Potential pricing models
Experts say it’s important to start the conversation about a fair price for remdesivir now, before Gilead’s donated supplies run out and ahead of any official approval.
The report details several potential models for pricing remdesivir, which the organization said will be updated as more data becomes available.
The first model, a “cost recovery” approach, takes into account the marginal cost of producing additional doses of remdesivir, and the research and development costs put in by the company. The initial analysis sets the company’s research and development costs at zero, because the drug was developed as a hepatitis C treatment prior to coronavirus.
That model sets the price of one, 10-day course of remdesivir for one Covid-19 patient at $10.
The second uses an analysis based on “quality-adjusted life years” gained by the drug, a model often used for drug pricing that considers how much a medication can lengthen and improve the quality of a person’s life.
That model suggests that remdesivir be priced starting at $390 per 10-day course of treatment if the drug is ultimately found to have no mortality reduction benefits, and $4,460 per course of treatment if the drug is found to reduce mortality.
Even that highest price — nearly $4,500 per 10-day treatment — is fairly affordable compared to other, similar types of emergency intervention drugs that reduce mortality, said Van Buren, the Piper Sandler analyst, calling it “one of the most reasonable price tags you can see on a drug with mortality benefits.”
For the most part, that amount also would not be paid by patients, but by insurance companies or government insurance programs.

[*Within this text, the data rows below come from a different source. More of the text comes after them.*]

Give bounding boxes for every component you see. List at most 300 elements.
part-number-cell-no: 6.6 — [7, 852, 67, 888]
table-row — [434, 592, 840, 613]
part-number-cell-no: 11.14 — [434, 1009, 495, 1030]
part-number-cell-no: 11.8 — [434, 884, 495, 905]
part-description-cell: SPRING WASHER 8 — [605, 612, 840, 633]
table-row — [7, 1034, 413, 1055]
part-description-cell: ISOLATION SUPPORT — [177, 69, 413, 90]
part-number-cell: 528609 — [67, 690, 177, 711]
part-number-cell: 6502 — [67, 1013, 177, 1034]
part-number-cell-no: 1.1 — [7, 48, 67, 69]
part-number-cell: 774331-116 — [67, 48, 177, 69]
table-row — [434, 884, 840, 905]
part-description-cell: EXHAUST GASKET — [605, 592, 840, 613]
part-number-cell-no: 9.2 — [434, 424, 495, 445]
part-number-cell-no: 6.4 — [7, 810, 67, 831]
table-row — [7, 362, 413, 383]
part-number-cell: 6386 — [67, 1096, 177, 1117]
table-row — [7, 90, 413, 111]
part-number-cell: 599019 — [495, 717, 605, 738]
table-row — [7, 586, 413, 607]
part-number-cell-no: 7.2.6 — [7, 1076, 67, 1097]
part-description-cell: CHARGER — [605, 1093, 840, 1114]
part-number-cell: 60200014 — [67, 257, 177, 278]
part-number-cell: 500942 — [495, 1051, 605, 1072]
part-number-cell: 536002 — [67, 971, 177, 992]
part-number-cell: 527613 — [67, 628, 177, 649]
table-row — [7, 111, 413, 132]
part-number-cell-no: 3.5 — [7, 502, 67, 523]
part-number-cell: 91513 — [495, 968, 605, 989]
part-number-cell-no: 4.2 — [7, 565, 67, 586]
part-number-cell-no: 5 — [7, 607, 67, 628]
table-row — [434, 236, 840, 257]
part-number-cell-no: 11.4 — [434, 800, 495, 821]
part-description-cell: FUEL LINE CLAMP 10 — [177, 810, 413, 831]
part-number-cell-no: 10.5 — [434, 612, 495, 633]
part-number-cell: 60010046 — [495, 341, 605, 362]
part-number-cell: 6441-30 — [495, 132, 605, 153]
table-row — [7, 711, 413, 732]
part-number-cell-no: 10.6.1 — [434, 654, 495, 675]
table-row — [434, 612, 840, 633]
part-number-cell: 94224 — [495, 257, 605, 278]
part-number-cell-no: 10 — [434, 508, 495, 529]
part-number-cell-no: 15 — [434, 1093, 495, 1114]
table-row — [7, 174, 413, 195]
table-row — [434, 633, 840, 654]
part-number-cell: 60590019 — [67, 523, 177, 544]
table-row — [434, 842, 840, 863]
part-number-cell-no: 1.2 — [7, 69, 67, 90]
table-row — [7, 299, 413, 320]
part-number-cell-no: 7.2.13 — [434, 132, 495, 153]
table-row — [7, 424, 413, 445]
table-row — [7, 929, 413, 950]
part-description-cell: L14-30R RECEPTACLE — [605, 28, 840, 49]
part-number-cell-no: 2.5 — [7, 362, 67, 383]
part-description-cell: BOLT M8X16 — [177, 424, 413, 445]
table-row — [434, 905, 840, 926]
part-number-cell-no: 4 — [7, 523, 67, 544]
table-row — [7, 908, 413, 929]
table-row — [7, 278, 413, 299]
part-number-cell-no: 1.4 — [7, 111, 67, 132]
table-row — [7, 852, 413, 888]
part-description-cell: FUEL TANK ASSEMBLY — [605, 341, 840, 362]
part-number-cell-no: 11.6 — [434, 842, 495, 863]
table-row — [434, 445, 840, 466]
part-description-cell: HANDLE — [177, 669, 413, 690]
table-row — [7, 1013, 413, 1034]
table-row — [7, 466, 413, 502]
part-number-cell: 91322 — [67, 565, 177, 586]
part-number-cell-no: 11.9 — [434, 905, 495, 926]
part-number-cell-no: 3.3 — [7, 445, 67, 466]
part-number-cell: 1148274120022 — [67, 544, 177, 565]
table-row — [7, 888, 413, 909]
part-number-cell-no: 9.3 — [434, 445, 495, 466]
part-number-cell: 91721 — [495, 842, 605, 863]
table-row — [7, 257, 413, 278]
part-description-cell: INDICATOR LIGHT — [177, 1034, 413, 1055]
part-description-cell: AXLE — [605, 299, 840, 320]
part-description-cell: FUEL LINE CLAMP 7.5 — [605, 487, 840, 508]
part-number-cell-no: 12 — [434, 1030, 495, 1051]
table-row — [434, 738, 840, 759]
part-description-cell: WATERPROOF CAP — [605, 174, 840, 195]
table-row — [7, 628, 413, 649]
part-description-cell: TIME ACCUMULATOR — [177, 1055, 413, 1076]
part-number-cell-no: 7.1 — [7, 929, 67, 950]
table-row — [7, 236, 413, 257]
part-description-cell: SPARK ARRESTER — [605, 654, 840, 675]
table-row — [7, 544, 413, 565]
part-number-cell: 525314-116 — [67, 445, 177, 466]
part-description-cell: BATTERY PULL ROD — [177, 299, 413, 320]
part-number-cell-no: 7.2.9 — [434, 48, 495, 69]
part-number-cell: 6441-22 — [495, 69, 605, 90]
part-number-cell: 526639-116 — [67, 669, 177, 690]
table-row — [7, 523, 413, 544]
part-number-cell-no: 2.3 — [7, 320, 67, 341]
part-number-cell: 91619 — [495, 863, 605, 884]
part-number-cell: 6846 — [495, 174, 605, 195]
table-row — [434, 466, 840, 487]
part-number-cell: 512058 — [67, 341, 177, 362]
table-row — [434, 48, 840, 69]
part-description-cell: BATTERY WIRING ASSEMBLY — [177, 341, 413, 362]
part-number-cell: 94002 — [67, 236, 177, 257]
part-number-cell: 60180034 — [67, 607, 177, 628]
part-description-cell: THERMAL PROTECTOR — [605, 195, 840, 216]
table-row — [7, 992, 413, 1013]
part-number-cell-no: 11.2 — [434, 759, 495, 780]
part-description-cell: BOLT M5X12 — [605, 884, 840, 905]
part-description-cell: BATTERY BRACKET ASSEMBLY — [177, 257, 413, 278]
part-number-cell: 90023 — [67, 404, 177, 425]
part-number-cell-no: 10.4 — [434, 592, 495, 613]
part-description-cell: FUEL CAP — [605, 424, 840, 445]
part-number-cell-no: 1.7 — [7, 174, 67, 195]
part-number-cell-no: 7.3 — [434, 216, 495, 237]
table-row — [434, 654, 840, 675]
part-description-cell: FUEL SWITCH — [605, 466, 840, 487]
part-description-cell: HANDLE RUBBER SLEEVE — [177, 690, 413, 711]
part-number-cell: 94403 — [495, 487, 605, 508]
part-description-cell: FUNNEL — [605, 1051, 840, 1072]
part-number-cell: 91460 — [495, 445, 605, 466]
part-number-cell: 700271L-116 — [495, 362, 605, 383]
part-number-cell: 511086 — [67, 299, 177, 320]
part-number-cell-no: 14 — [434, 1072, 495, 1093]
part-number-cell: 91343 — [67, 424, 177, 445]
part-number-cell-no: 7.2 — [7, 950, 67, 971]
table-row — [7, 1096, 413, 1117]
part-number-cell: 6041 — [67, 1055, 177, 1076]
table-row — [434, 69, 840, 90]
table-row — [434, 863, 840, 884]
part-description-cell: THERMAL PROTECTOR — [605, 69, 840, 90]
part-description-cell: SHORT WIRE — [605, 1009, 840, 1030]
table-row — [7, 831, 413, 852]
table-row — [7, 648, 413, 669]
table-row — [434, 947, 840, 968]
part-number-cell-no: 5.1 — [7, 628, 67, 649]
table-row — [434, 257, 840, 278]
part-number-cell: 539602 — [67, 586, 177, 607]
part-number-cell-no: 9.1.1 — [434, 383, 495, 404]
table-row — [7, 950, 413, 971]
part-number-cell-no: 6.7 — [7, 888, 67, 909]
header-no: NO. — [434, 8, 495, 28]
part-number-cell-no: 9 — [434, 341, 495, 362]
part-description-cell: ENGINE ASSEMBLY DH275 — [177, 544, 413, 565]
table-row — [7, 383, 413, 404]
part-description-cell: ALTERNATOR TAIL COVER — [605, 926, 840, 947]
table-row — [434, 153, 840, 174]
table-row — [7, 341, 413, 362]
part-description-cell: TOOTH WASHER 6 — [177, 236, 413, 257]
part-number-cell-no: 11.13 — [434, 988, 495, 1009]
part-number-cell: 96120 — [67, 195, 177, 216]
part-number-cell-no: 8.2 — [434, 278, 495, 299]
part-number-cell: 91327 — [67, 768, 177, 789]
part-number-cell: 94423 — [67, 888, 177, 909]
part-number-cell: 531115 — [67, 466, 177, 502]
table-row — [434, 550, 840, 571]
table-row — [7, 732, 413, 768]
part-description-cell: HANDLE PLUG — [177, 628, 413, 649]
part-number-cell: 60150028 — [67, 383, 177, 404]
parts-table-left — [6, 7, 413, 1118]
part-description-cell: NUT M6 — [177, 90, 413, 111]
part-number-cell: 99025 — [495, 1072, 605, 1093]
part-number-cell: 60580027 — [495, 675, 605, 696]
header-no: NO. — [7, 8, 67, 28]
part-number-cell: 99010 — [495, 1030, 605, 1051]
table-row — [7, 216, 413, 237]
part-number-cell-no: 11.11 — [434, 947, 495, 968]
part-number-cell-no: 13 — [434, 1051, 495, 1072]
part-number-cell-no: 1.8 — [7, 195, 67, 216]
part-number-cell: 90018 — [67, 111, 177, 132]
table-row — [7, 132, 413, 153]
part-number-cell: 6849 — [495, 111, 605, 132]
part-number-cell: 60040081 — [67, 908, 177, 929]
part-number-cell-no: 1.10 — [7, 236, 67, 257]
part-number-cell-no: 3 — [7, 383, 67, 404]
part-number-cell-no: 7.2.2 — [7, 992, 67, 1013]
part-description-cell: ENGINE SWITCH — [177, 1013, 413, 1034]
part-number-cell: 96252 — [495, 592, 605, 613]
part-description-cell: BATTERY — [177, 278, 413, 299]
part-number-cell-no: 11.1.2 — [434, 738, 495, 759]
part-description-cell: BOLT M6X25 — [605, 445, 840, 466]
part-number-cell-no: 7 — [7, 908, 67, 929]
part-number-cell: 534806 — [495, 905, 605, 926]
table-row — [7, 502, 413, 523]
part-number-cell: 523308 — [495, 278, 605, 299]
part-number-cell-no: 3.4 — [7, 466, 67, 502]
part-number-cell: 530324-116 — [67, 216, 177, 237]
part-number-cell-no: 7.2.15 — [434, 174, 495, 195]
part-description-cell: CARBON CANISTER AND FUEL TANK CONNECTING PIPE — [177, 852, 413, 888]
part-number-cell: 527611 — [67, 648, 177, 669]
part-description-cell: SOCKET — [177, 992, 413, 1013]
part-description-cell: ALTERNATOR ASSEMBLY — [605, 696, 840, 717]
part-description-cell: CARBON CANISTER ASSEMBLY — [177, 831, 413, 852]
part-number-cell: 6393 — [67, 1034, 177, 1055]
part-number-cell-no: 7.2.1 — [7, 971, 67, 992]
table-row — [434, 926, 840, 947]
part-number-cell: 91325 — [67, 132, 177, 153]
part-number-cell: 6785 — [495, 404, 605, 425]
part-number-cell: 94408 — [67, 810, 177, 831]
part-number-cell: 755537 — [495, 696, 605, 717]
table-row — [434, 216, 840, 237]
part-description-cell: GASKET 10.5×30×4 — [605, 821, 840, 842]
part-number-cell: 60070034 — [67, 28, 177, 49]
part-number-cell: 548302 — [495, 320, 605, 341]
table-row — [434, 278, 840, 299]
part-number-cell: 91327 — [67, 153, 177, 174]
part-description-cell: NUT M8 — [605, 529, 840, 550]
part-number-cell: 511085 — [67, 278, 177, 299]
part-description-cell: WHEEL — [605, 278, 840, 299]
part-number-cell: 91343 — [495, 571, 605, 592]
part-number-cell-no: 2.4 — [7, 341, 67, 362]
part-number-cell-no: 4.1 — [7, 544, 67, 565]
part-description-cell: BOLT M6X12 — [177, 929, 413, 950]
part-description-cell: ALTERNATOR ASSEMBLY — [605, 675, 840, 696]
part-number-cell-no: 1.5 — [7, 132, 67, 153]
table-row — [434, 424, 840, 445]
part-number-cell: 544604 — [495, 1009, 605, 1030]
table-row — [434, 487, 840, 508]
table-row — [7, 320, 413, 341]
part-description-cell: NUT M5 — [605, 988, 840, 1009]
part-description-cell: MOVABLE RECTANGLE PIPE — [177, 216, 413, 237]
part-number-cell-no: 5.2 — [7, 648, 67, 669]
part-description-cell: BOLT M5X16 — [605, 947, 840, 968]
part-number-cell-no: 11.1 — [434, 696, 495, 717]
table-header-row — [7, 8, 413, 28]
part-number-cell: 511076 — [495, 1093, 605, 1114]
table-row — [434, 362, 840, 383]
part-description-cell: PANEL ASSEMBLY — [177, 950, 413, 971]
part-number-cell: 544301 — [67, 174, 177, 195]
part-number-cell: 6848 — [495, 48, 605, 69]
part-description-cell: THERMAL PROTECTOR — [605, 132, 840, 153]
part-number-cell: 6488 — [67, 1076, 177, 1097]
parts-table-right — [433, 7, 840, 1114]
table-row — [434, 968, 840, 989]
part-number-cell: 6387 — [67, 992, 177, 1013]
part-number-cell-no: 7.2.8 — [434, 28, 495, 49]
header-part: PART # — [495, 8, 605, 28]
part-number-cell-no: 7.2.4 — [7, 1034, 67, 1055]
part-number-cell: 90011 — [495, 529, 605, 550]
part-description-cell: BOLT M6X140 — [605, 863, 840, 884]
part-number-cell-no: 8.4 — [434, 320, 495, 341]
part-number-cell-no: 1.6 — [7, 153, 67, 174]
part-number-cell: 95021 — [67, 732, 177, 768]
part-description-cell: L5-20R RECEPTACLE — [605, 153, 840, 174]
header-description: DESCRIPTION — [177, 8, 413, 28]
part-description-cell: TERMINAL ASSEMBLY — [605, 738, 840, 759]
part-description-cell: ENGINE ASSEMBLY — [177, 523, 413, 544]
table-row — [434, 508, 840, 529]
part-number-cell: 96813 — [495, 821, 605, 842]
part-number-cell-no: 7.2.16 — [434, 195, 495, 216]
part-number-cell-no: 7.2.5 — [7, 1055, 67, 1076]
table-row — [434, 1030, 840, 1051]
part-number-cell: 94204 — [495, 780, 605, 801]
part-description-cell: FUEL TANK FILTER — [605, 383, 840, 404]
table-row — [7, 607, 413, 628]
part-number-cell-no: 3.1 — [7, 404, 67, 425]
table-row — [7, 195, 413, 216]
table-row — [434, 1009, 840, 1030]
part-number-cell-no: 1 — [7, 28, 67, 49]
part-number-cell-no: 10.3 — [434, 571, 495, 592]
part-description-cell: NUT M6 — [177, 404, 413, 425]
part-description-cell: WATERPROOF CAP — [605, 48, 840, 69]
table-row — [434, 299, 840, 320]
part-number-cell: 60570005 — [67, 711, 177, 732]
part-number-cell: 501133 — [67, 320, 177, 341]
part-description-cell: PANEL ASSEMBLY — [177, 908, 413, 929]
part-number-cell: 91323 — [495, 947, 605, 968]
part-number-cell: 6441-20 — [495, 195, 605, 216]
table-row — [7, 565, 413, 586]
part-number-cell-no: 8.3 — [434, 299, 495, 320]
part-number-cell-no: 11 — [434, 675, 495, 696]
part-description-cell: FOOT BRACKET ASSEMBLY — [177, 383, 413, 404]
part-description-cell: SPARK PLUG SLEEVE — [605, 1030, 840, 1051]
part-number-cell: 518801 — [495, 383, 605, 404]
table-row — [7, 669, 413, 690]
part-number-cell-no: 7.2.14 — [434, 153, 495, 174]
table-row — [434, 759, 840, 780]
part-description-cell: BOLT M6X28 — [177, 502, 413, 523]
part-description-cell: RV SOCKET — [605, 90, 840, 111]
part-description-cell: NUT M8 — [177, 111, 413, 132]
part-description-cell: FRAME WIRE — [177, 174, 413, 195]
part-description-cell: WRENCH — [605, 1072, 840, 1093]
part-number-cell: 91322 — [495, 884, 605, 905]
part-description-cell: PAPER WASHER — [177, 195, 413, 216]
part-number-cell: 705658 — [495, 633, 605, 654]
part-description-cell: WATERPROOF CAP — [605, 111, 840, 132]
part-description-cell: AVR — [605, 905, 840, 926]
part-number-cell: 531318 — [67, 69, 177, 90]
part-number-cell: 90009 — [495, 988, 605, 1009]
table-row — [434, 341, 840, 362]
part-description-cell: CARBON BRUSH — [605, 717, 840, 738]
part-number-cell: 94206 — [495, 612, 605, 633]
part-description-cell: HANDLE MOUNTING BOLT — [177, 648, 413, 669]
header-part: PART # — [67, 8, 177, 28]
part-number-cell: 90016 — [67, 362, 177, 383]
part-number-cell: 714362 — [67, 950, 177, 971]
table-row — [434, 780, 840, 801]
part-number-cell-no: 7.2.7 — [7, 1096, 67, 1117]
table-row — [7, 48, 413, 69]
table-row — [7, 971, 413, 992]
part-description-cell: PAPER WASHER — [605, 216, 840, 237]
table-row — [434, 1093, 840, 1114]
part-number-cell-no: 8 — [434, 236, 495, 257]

The ICER study is not meant to lay out exact pricing for remdesivir, a decision that will ultimately be up to Gilead, ICER’s vice president of communications and outreach David Whitrap said.
“What we’re hoping to do is strike a conversation,” Whitrap said. “We think now is the time, before there is a price for this treatment, for the US and the pharmaceutical industry to think about how we want to incentivize and reward this sort of therapy, or any sort of therapy for Covid-19, in a way that accelerates drug development and is also affordable and accessible for patients.”